Grand Père
7.5
Grand Père

livre de Jean-Louis Costes (2005)

« On ne voit bien le mal de ce monde qu'à condition de l'exagérer », écrivait Léon Bloy dans son journal. Et en effet, vu par les seuls yeux clairvoyants, les yeux du Dieu d'Amour, le moindre des maux, la plus petite désobéissance orgueilleuse à la loi d'amour, résonnant dans l'infini de l'amour, apparaît comme une violence inouïe pleine de sang et de haine.

Ce réservoir jamais exsangue de mal, ces horreurs perpétrées par l'humanité tout au long de son histoire, Jean-Louis Costes, dans ce roman, les ressasse, les accumule, les démultiplie, les exagère et trouve encore le moyen d'exagérer l'exagération. On peut évoquer L.-F. Céline. On peut évoquer Antonin Artaud et son Héliogabale. On peut évoquer un Léon Bloy moderne qui aurait perdu les pédales ou un Serge Rivron morbide qui aurait mixé (au mixeur affûté bien sanglant) Crafouilli et La Chair. Burgess, aussi, qui tenta de condenser dans un livre, Les Puissances des Ténèbres, tout le mal qui enferra et guida le XXe siècle. Costes condense en un personnage, le grand-père Garnick, l'engrenage de violence du XXe siècle, répercussion d'un unique péché originel transmis de père en fils. Attention, lecture pas pour tout le monde, « tripes caca sang sperme ».

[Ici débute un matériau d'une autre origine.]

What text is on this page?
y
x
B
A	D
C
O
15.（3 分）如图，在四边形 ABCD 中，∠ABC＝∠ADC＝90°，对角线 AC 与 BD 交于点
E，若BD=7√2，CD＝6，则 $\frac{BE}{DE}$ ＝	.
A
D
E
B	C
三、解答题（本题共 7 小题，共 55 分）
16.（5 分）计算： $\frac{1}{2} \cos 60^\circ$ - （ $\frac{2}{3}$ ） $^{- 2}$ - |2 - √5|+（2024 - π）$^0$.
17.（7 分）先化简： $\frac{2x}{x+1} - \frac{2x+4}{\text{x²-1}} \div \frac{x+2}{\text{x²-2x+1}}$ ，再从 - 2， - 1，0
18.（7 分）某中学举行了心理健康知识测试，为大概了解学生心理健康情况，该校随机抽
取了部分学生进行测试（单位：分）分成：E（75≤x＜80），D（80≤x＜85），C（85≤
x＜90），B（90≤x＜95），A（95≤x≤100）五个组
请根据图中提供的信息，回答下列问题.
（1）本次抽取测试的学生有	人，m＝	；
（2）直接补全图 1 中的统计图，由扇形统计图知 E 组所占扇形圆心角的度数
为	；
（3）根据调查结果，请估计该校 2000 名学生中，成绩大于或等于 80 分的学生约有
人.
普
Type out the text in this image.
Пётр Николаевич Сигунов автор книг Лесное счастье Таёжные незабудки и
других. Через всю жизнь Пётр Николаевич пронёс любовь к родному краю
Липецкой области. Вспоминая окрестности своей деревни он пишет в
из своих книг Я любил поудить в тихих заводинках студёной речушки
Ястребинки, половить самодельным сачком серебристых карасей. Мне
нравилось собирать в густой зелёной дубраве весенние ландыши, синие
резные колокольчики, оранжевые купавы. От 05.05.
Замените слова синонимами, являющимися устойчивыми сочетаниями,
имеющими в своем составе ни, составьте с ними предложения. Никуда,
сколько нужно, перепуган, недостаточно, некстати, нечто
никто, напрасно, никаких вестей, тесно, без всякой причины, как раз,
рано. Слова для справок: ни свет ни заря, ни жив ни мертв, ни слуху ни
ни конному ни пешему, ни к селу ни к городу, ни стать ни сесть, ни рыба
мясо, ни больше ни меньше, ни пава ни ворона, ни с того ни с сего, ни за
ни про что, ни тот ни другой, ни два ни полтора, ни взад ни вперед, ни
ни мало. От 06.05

Comme Iohann Moritz dans La Vingt-cinquième heure, de Virgil Gheorghiu, le grand-père Garnick est une victime trimballée de pogrom en pogrom, mais il est en même temps le bourreau, « pogromé pogromeur », ivre de vengeance, ne vivant que pour tuer, prêtant son dos au fouet dans le seul but de pouvoir tuer le fouetteur, mu par le sang, tour à tour cosaque, légionnaire, bagnard, contrebandier, jusqu'à ce que le monde pacifié lui interdise la poursuite de sa carrière de tueur et que, sédentarisé de force, il retourne sa haine contre lui-même, se tuant à petit feu avec les clopes, la vinasse et la télé, sans bouger, sans parler, sans penser, bourreau de soi-même, dernière victime expiatrice pour le péché originel, la première fêlure d'amour, la première lâcheté qui, vue par les yeux de l'amour infini du Grand Père que chacun porte en soi, prend des allures de pogrom, de premier pogrom appelant tous les autres, par dépit, par souffrance, parce que, la première vertèbre étant fêlée, l'équilibre de toute la colonne vertébrale est compromis, tout doit se casser la gueule et mener au charnier de l'Histoire. Et alors, quand le grand-père Garnick meurt enfin, ayant souffert et fait souffrir le monde entier tout au long de sa vie merdique, il peut enfin accepter la paix et ne plus désirer le sang, et s'envoler dans le sein du Grand Père éternel.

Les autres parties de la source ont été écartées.